Henry Siegman
Foreign Policy (Opinion)
July 7, 2011 - 12:00am
http://mideast.foreignpolicy.com/posts/2011/07/07/who_is_delegitimizing_whom


Shlomo Avineri, a leading Israeli intellectual and politically very much a centrist, is to be commended for dismissing Israeli fears that outside criticism of their country's occupation policies is an effort to challenge Israel's very right to exist. Writing in Ha'aretz, Avineri notes there is not a single country in the world that maintains diplomatic ties with Israel that has ever questioned the legitimacy of Israel's existence.

Avineri maintains that whatever political problems might result for Netanyahu's government from a United Nations decision to recognize a Palestinian state within the 1967 borders, it would in no sense "delegitimize" the state of Israel. On the contrary: recognizing Palestine within 1967 borders, he argues, would result in the international recognition of the 1967 lines as the border of Israel, which would mean recognition for the first time of West Jerusalem as a legitimate part of the state of Israel. Avineri concludes, therefore, that "there are no significant moves afoot anywhere on Earth to delegitimize Israel."

He is right. But it apparently eludes Avineri that there is nevertheless a threat to Israel's legitimacy that comes not from outside Israel but from within: the refusal of its government to set a border between itself and the territory inhabited by millions of Palestinians living under its occupation.
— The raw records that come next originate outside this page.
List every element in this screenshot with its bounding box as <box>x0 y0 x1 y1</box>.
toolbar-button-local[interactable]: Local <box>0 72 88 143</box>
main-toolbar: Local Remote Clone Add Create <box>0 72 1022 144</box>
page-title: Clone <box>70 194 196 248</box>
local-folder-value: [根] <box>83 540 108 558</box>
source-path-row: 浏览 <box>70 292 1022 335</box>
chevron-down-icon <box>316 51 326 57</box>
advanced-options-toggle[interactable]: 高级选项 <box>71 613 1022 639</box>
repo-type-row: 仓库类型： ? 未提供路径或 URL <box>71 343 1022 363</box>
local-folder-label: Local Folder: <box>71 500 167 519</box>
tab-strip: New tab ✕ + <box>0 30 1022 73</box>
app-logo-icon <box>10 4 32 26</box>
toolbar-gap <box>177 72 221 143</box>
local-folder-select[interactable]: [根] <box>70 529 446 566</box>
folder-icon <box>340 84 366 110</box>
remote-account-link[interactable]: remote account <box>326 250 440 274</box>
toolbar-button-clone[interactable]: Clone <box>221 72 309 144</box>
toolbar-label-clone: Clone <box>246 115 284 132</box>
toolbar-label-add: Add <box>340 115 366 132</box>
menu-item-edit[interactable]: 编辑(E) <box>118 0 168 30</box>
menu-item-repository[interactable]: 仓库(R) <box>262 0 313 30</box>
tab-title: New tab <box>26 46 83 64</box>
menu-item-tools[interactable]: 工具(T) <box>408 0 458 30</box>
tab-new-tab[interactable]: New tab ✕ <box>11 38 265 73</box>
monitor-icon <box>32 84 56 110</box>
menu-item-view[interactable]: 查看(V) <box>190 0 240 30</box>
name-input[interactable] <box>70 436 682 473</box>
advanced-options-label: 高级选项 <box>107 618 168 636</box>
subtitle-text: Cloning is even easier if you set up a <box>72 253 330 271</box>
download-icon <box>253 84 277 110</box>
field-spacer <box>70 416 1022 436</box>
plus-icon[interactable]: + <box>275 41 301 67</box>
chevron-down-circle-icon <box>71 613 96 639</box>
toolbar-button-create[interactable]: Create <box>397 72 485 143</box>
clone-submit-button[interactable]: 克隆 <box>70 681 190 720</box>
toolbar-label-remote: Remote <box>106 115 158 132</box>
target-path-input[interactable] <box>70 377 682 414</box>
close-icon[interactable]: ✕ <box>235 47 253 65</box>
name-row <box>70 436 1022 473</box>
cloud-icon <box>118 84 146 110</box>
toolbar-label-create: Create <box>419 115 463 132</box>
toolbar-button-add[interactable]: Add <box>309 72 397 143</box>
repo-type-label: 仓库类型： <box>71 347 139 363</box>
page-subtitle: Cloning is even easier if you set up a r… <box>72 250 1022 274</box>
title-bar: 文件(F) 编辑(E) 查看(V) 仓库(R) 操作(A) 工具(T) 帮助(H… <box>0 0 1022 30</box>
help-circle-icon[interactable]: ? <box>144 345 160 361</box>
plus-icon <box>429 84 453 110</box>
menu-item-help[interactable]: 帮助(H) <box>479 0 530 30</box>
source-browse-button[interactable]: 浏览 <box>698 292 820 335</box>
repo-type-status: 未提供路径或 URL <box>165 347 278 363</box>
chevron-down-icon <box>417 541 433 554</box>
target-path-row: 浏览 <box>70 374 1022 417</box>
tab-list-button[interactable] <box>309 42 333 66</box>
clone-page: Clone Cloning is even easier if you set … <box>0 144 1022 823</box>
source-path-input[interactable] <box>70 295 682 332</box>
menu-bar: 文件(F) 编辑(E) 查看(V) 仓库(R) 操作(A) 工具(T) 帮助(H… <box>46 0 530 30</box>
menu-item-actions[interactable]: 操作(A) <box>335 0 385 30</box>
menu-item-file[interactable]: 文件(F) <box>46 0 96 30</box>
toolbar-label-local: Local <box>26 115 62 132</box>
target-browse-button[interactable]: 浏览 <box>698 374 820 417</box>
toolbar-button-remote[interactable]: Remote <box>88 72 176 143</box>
Every effort exerted to date by even the friendliest of countries -- including the United States -- to get Israel to accept the 1967 border, with provisions for mutually-agreed territorial swaps to accommodate Jewish settlement blocs past the 1967 line, has been rejected by Israel. More than that, Israel's government has refused to declare where it believes that border should be.

Of course, there have been broad hints of what Israeli leaders expect to be the consequence of their policy of deliberate obfuscation of their territorial ambitions. For example, Prime Minister Benjamin Netanyahu has indicated that in addition to a large number of settlements, Israel must retain the entire Jordan Valley, which alone constitutes 30 percent of the West Bank. Their expectation is that if they manage to draw out a meaningless peace process indefinitely, enabling them to continue the expansion of Israel's colonial enterprise in the West Bank, "facts on the ground" will continue to move Israel's border to include 60 percent of the West Bank.

The point of the foregoing is that by rejecting the terms of its own membership in the United Nations -- in this case the respect for international borders -- and seeking to acquire by violent means (i.e. its army and air force) territory beyond these borders in violation of international law and bilateral treaties, it is in fact Israel that is engaged in the "delegitimization" of the Palestinian people's right to national self determination and statehood, not the reverse.

For proof of this one need look no further than Israel's near-hysterical efforts to prevent the Palestinians from bringing their case to the United Nations, the institution that happens to be the source of Israel's own legitimacy, as acknowledged in Israel's Declaration of Independence. For what Israel's current government apparently most fears is the legitimacy that the United Nations uniquely can confer not only on Palestinian statehood but on the 1967 borders.

A state that since 1967 (i.e. for most of its existence) has imposed a military occupation on its neighbor, confiscating its territory and dispossessing its population, is guilty not only of an abstract challenge to its neighbor's claim to statehood but of violently preventing it on the ground. Such rogue-like behavior does indeed bring Israel's own legitimacy into question.

But does not a Palestinian state pose legitimate security concerns for Israel? Of course it does. But given Israel's overwhelming military superiority, not to speak of the one-sided support it receives from the world's greatest military power, its security concerns are nowhere near the security concerns that Palestinians have about an Israeli state, particularly one under whose occupation and subjection they have now lived for nearly half-a-century. Israel can no more deal with its security concerns by denying the Palestinians' right to a state of their own within 1967 borders than Palestinians can deny Israel's right to statehood within the 1967 borders to satisfy their security concerns.

Before casting the promised veto at the United Nations that would deny Palestinians their right to national self-determination, President Obama might well want to rethink the fairness, legality, and morality of such a course, not to speak of its damage to America's credibility in the region and beyond. It is damage the will continue to haunt him and the country well into his next term, should he achieve it. Surely he must know that no one anywhere believes any longer that the peace process as its exists, to which he has urged Palestinians to entrust their future, promises anything other than hopelessness and despair.